Elena estaba ya lejos de la vista del Arquitecto, se había adentrado cada vez más en el jardín hasta perderse de vista. El Arquitecto continuó hablando con la niña hasta que cayó el ocaso y se quedó sentado bajo un árbol escribiendo, esforzando su vista tratando de aprovechar la escasa luz nocturna y de no perder de vista a su amada.

La ciudad de los lirios

En la ciudad hermosa, adornada con flores, montañas cubiertas con nubes, la fiesta se iniciaba y nos daba a todos los presentes algunos de los más bellos sones que la joven Miza habría de tocar en su —sabrán los dioses si— corta vida. Se disfrazaba la vida y yo veía a Elena. ¡Ay!, ya anhelé sus senos. Sobresalían de su caja torácica, perfectos, redondos y firmes, enormes de pequeños pezones.

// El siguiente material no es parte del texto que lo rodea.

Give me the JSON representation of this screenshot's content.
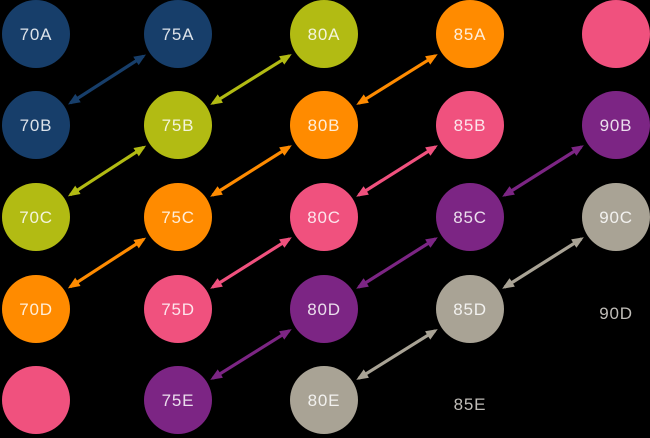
{
  "background": "#000000",
  "colors": {
    "navy": "#173e6a",
    "olive": "#b2bb13",
    "orange": "#ff8b00",
    "pink": "#f0517e",
    "purple": "#7c2584",
    "gray": "#a9a395",
    "textgray": "#c0bdb8"
  },
  "nodes": [
    {
      "label": "70A",
      "col": 0,
      "row": 0,
      "color": "navy",
      "shape": "circle"
    },
    {
      "label": "75A",
      "col": 1,
      "row": 0,
      "color": "navy",
      "shape": "circle"
    },
    {
      "label": "80A",
      "col": 2,
      "row": 0,
      "color": "olive",
      "shape": "circle"
    },
    {
      "label": "85A",
      "col": 3,
      "row": 0,
      "color": "orange",
      "shape": "circle"
    },
    {
      "label": "",
      "col": 4,
      "row": 0,
      "color": "pink",
      "shape": "circle"
    },
    {
      "label": "70B",
      "col": 0,
      "row": 1,
      "color": "navy",
      "shape": "circle"
    },
    {
      "label": "75B",
      "col": 1,
      "row": 1,
      "color": "olive",
      "shape": "circle"
    },
    {
      "label": "80B",
      "col": 2,
      "row": 1,
      "color": "orange",
      "shape": "circle"
    },
    {
      "label": "85B",
      "col": 3,
      "row": 1,
      "color": "pink",
      "shape": "circle"
    },
    {
      "label": "90B",
      "col": 4,
      "row": 1,
      "color": "purple",
      "shape": "circle"
    },
    {
      "label": "70C",
      "col": 0,
      "row": 2,
      "color": "olive",
      "shape": "circle"
    },
    {
      "label": "75C",
      "col": 1,
      "row": 2,
      "color": "orange",
      "shape": "circle"
    },
    {
      "label": "80C",
      "col": 2,
      "row": 2,
      "color": "pink",
      "shape": "circle"
    },
    {
      "label": "85C",
      "col": 3,
      "row": 2,
      "color": "purple",
      "shape": "circle"
    },
    {
      "label": "90C",
      "col": 4,
      "row": 2,
      "color": "gray",
      "shape": "circle"
    },
    {
      "label": "70D",
      "col": 0,
      "row": 3,
      "color": "orange",
      "shape": "circle"
    },
    {
      "label": "75D",
      "col": 1,
      "row": 3,
      "color": "pink",
      "shape": "circle"
    },
    {
      "label": "80D",
      "col": 2,
      "row": 3,
      "color": "purple",
      "shape": "circle"
    },
    {
      "label": "85D",
      "col": 3,
      "row": 3,
      "color": "gray",
      "shape": "circle"
    },
    {
      "label": "90D",
      "col": 4,
      "row": 3,
      "color": "textgray",
      "shape": "text"
    },
    {
      "label": "",
      "col": 0,
      "row": 4,
      "color": "pink",
      "shape": "circle"
    },
    {
      "label": "75E",
      "col": 1,
      "row": 4,
      "color": "purple",
      "shape": "circle"
    },
    {
      "label": "80E",
      "col": 2,
      "row": 4,
      "color": "gray",
      "shape": "circle"
    },
    {
      "label": "85E",
      "col": 3,
      "row": 4,
      "color": "textgray",
      "shape": "text"
    }
  ],
  "arrows": [
    {
      "from": "70B",
      "to": "75A",
      "color": "navy",
      "bidirectional": true
    },
    {
      "from": "70C",
      "to": "75B",
      "color": "olive",
      "bidirectional": true
    },
    {
      "from": "75B",
      "to": "80A",
      "color": "olive",
      "bidirectional": true
    },
    {
      "from": "70D",
      "to": "75C",
      "color": "orange",
      "bidirectional": true
    },
    {
      "from": "75C",
      "to": "80B",
      "color": "orange",
      "bidirectional": true
    },
    {
      "from": "80B",
      "to": "85A",
      "color": "orange",
      "bidirectional": true
    },
    {
      "from": "75D",
      "to": "80C",
      "color": "pink",
      "bidirectional": true
    },
    {
      "from": "80C",
      "to": "85B",
      "color": "pink",
      "bidirectional": true
    },
    {
      "from": "75E",
      "to": "80D",
      "color": "purple",
      "bidirectional": true
    },
    {
      "from": "80D",
      "to": "85C",
      "color": "purple",
      "bidirectional": true
    },
    {
      "from": "85C",
      "to": "90B",
      "color": "purple",
      "bidirectional": true
    },
    {
      "from": "80E",
      "to": "85D",
      "color": "gray",
      "bidirectional": true
    },
    {
      "from": "85D",
      "to": "90C",
      "color": "gray",
      "bidirectional": true
    }
  ]
}
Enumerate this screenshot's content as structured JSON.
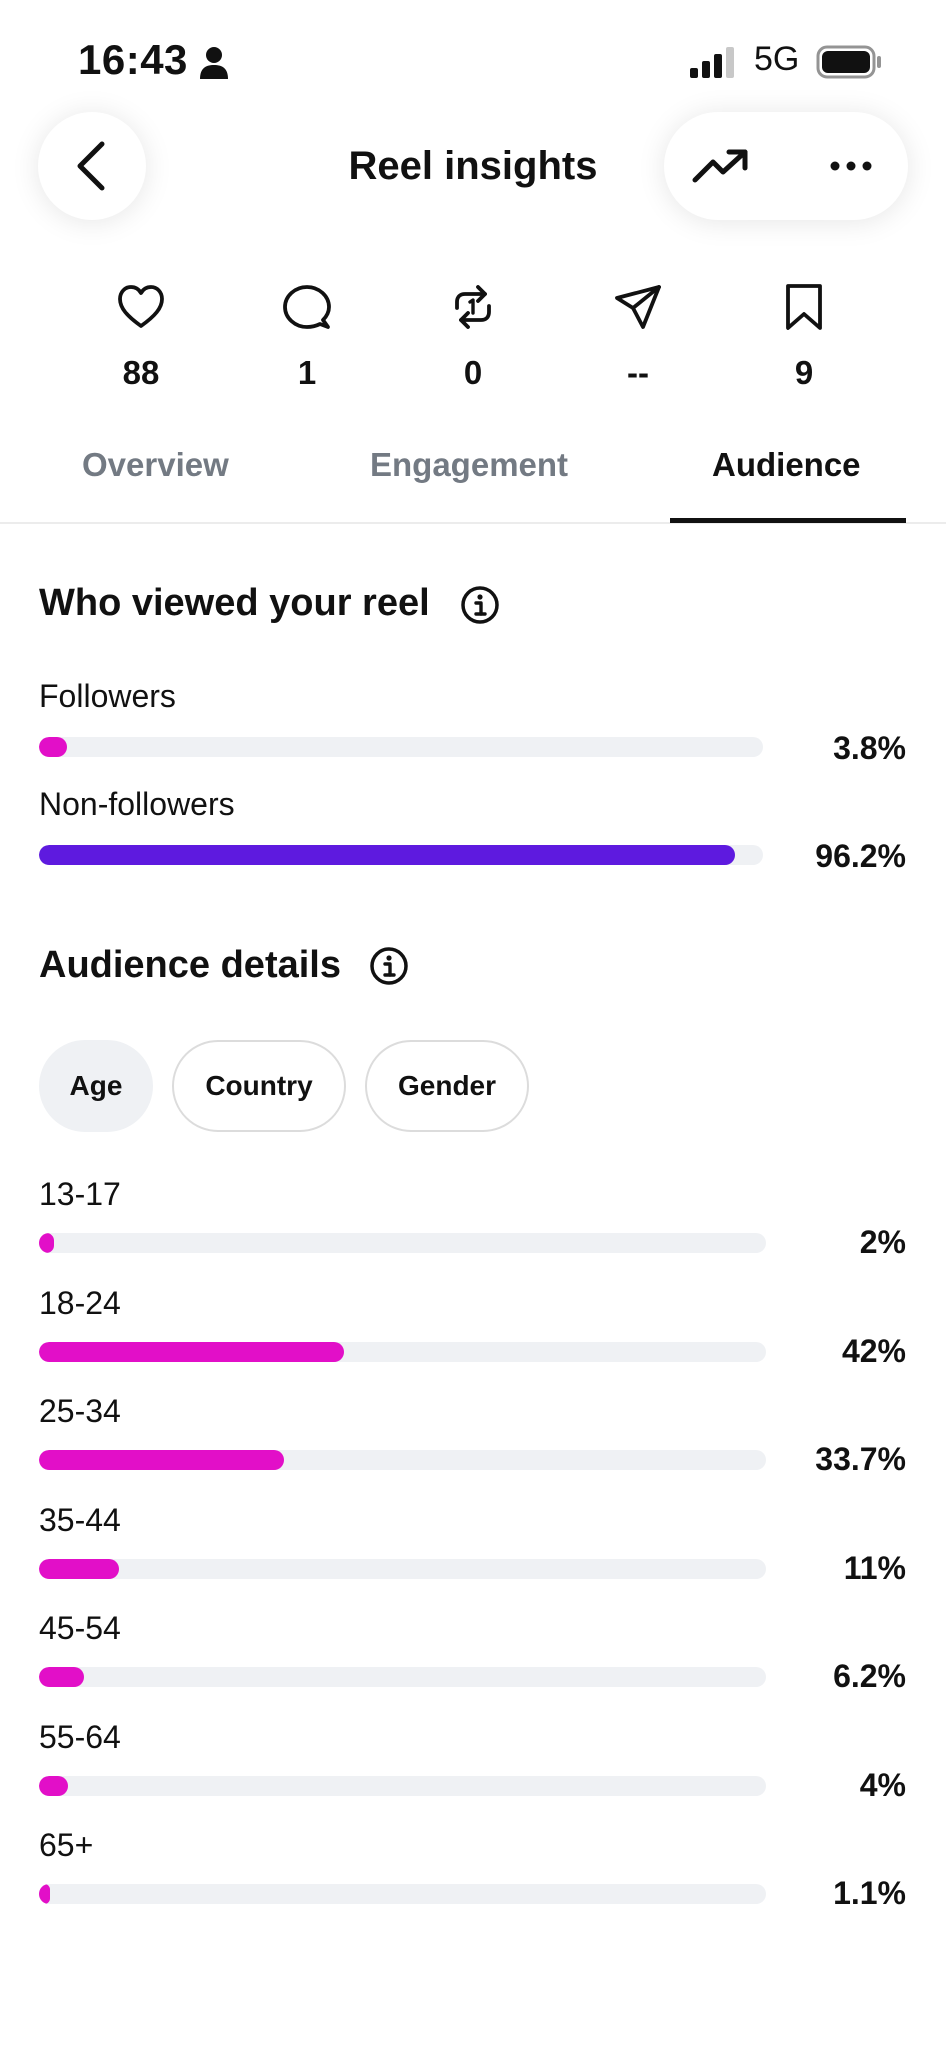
{
  "status_bar": {
    "time": "16:43",
    "network": "5G"
  },
  "header": {
    "title": "Reel insights"
  },
  "stats": [
    {
      "icon": "heart-icon",
      "value": "88"
    },
    {
      "icon": "comment-icon",
      "value": "1"
    },
    {
      "icon": "repost-icon",
      "value": "0"
    },
    {
      "icon": "share-icon",
      "value": "--"
    },
    {
      "icon": "save-icon",
      "value": "9"
    }
  ],
  "tabs": [
    {
      "label": "Overview",
      "active": false
    },
    {
      "label": "Engagement",
      "active": false
    },
    {
      "label": "Audience",
      "active": true
    }
  ],
  "viewers": {
    "title": "Who viewed your reel",
    "rows": [
      {
        "label": "Followers",
        "value": "3.8%",
        "pct": 3.8,
        "color": "#E20FC8"
      },
      {
        "label": "Non-followers",
        "value": "96.2%",
        "pct": 96.2,
        "color": "#5E1ADF"
      }
    ]
  },
  "audience": {
    "title": "Audience details",
    "chips": [
      {
        "label": "Age",
        "active": true
      },
      {
        "label": "Country",
        "active": false
      },
      {
        "label": "Gender",
        "active": false
      }
    ],
    "age_rows": [
      {
        "label": "13-17",
        "value": "2%",
        "pct": 2
      },
      {
        "label": "18-24",
        "value": "42%",
        "pct": 42
      },
      {
        "label": "25-34",
        "value": "33.7%",
        "pct": 33.7
      },
      {
        "label": "35-44",
        "value": "11%",
        "pct": 11
      },
      {
        "label": "45-54",
        "value": "6.2%",
        "pct": 6.2
      },
      {
        "label": "55-64",
        "value": "4%",
        "pct": 4
      },
      {
        "label": "65+",
        "value": "1.1%",
        "pct": 1.1
      }
    ],
    "bar_color": "#E20FC8"
  }
}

Concentrada, no fallaba ni una sola nota, siempre acompañando el compas de los demás instrumentos, la violinista me opacaba desde dentro. Se veían los colores saltando con esas formas sonatas. Los nobles disfrutaban y los meseros servían. ¿Y nosotros los músicos? Comentando sobre los vestidos y smokings.

¿Qué tal un disfraz de lirio? Elena era bella a pesar de su descolorida piel, blanquecina podría ocultarse en la nieve. Sus ojos celestes, se ocultaban en el cielo y ella bailaba, vestida de flor, deliraba. Sus pies pequeños, sus piernas largas. Representaba una danza de máxima sensualidad. Yo mientras tocaba mi lira, moría del delirio que me provocaba verla desde lejos y no poder acercarme. Era miraba el no poder acercarme. Eso lo sabía, de tanto verla provocaría su desgaste, tan bella ella. La fiesta continuaba y Elena bailaba, Miza tocaba y yo mendigaba monedas a la entrada, con mi única compañera, mi amada ira. Tocaba. Soñaba con que llegara a darme unos centavos en la lata atada a mis zapatos, que me ofreciera un baile y después consumirnos en la locura, juntos, ocultos, bailando.

Ella me construye y me destruye. Termina mi vida para terminar, o comenzar, con la suya. De aquí, de conmigo, huye.